对于最后一维（d2=5），从一个元素到下一个元素的步幅就是 1（即每个元素之间的内存间隔是 1 字节）。

对于倒数第二维（d1=4），要从当前维度的一个元素跳到下一个元素，需要跨越 5 个元素（因为 size $d2$ = 5），每个元素占用 1 字节。所以步幅是 5。

对于第一维（d0=3），要从当前维度的一个元素跳到下一个元素，需要跨越 4 * 5 = 20 个元素（因为 size $d1$ = 4 和 size $d2$ = 5）。因此，步幅是 20。

stride $2$ = 1

stride $1$ = stride $2$ * size $2$ = 1 * 5 = 5

stride $0$ = stride $1$ * size $1$ = 5 * 4 = 20

综上所述：张量X的的步幅为(20, 5, 1)

代码示例1：

python 复制代码

import torch
import copy

a = torch.arange(9).reshape(3,3)

print("a:", a)
print("shape of a:", a.size())
print("stride of a:", a.stride())

代码输出：

bash 复制代码

a: tensor([[0, 1, 2],
        [3, 4, 5],
        [6, 7, 8]])
shape of a: torch.Size([3, 3])
stride of a: (3, 1)

将结果带入stride[i] = stride[i+1] * size[i+1]中，满足连续性条件

代码示例2：

接下来，我们看将a转置后的结果：

python 复制代码

import torch
import copy

a = torch.arange(9).reshape(3,3)
b = a.permute(1, 0) # 对a进行转置

print("b:", b)
print("shape of b:", b.size())
print("stride if b:", b.stride())

代码输出：

bash 复制代码

b: tensor([[0, 3, 6],
        [1, 4, 7],
        [2, 5, 8]])
shape of b: torch.Size([3, 3])
stride if b: (1, 3)

发现将a进行转置后，结果不成立，因此就不满足连续性条件，无法使用view()操作

代码示例3：

我们查看一下转置前后的代码存储区有什么区别

python 复制代码

import torch
a = torch.arange(9).reshape(3, 3)             # 初始化张量a
print('ptr of storage of a: ', a.storage().data_ptr())  # 查看a的storage区的地址
print('storage of a: \n', a.storage())        # 查看a的storage区的数据存放形式
b = a.permute(1, 0)                           # 转置
print('ptr of storage of b: ', b.storage().data_ptr())  # 查看b的storage区的地址
print('storage of b: \n', b.storage())        # 查看b的storage区的数据存放形式

代码输出：

bash 复制代码

ptr of storage of a:  1421123582720
storage of a:
  0
 1
 2
 3
 4
 5
 6
 7
 8
[torch.storage.TypedStorage(dtype=torch.int64, device=cpu) of size 9]
ptr of storage of b:  1421123582720
storage of b:
  0
 1
 2
 3
 4
 5
 6
 7
 8
[torch.storage.TypedStorage(dtype=torch.int64, device=cpu) of size 9]

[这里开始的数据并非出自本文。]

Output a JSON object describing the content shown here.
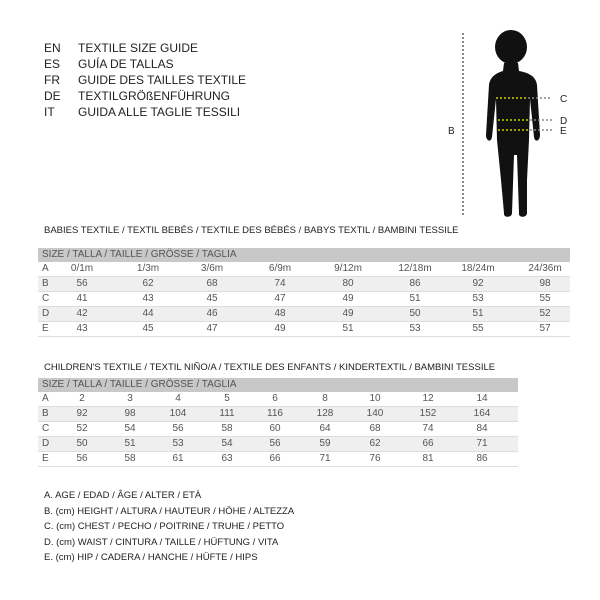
{
  "languages": [
    {
      "code": "EN",
      "title": "TEXTILE SIZE GUIDE"
    },
    {
      "code": "ES",
      "title": "GUÍA DE TALLAS"
    },
    {
      "code": "FR",
      "title": "GUIDE DES TAILLES TEXTILE"
    },
    {
      "code": "DE",
      "title": "TEXTILGRÖßENFÜHRUNG"
    },
    {
      "code": "IT",
      "title": "GUIDA ALLE TAGLIE TESSILI"
    }
  ],
  "figure": {
    "labels": {
      "B": "B",
      "C": "C",
      "D": "D",
      "E": "E"
    },
    "silhouette_color": "#111111",
    "marker_color": "#c8d400"
  },
  "babies": {
    "title": "BABIES TEXTILE / TEXTIL BEBÉS / TEXTILE DES BÉBÉS / BABYS TEXTIL  / BAMBINI TESSILE",
    "header": "SIZE / TALLA / TAILLE / GRÖSSE / TAGLIA",
    "rows": [
      {
        "label": "A",
        "values": [
          "0/1m",
          "1/3m",
          "3/6m",
          "6/9m",
          "9/12m",
          "12/18m",
          "18/24m",
          "24/36m"
        ]
      },
      {
        "label": "B",
        "values": [
          "56",
          "62",
          "68",
          "74",
          "80",
          "86",
          "92",
          "98"
        ]
      },
      {
        "label": "C",
        "values": [
          "41",
          "43",
          "45",
          "47",
          "49",
          "51",
          "53",
          "55"
        ]
      },
      {
        "label": "D",
        "values": [
          "42",
          "44",
          "46",
          "48",
          "49",
          "50",
          "51",
          "52"
        ]
      },
      {
        "label": "E",
        "values": [
          "43",
          "45",
          "47",
          "49",
          "51",
          "53",
          "55",
          "57"
        ]
      }
    ]
  },
  "children": {
    "title": "CHILDREN'S TEXTILE / TEXTIL NIÑO/A / TEXTILE DES ENFANTS / KINDERTEXTIL / BAMBINI TESSILE",
    "header": "SIZE / TALLA / TAILLE / GRÖSSE / TAGLIA",
    "rows": [
      {
        "label": "A",
        "values": [
          "2",
          "3",
          "4",
          "5",
          "6",
          "8",
          "10",
          "12",
          "14"
        ]
      },
      {
        "label": "B",
        "values": [
          "92",
          "98",
          "104",
          "111",
          "116",
          "128",
          "140",
          "152",
          "164"
        ]
      },
      {
        "label": "C",
        "values": [
          "52",
          "54",
          "56",
          "58",
          "60",
          "64",
          "68",
          "74",
          "84"
        ]
      },
      {
        "label": "D",
        "values": [
          "50",
          "51",
          "53",
          "54",
          "56",
          "59",
          "62",
          "66",
          "71"
        ]
      },
      {
        "label": "E",
        "values": [
          "56",
          "58",
          "61",
          "63",
          "66",
          "71",
          "76",
          "81",
          "86"
        ]
      }
    ]
  },
  "legend": [
    "A. AGE / EDAD / ÂGE / ALTER / ETÀ",
    "B. (cm) HEIGHT / ALTURA / HAUTEUR / HÖHE / ALTEZZA",
    "C. (cm) CHEST / PECHO / POITRINE / TRUHE / PETTO",
    "D. (cm) WAIST / CINTURA / TAILLE / HÜFTUNG / VITA",
    "E. (cm) HIP / CADERA / HANCHE / HÜFTE / HIPS"
  ]
}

因此可以看出，张量a,b仍然共用存储区，并且存储区数据存放的顺序没有发生变化，张量b只是改变了数据索引方式，为什么b不符合连续性条件呢？转置后的tensor只是对storage区数据索引方式的重映射，但原始的存放方式并没有变化.因此，这时再看tensor b的stride，从b第一行的元素1到第二行的元素2，显然在索引方式上已经不是原来+1了，而是变成了新的+3了。所以这时候就不能用view来对b进行shape的改变了，不然就报错。

这种情况下，直接用view不行，先用contiguous()方法将原始tensor转换为满足连续条件的tensor，在使用view进行shape变换，原理是contiguous()方法开辟了一个新的存储区给b，并改变了b原始存储区数据的存放顺序

4.1.2 （2）contiguous() 的作用

contiguous() 是一个重要的函数，它会返回一个连续内存的张量副本，确保数据按内存顺序排列。如果原张量的数据布局不是连续的，那么通过 view() 创建视图时，可能会导致数据访问不正确（因为内存中的元素顺序不符合预期）。此时，需要先调用 contiguous() 来确保数据是连续的，然后再进行 view() 操作。

例如，如果一个张量经过转置（transpose()）操作后，它的内存布局可能会变得不连续。如果你想要对它进行 view() 操作，首先需要调用 contiguous() 以确保其内存是连续的。

代码示例：

python 复制代码

import torch
a = torch.arange(9).reshape(3,3)
print("storage of a:\n", a.storage())
print("====================================================================================")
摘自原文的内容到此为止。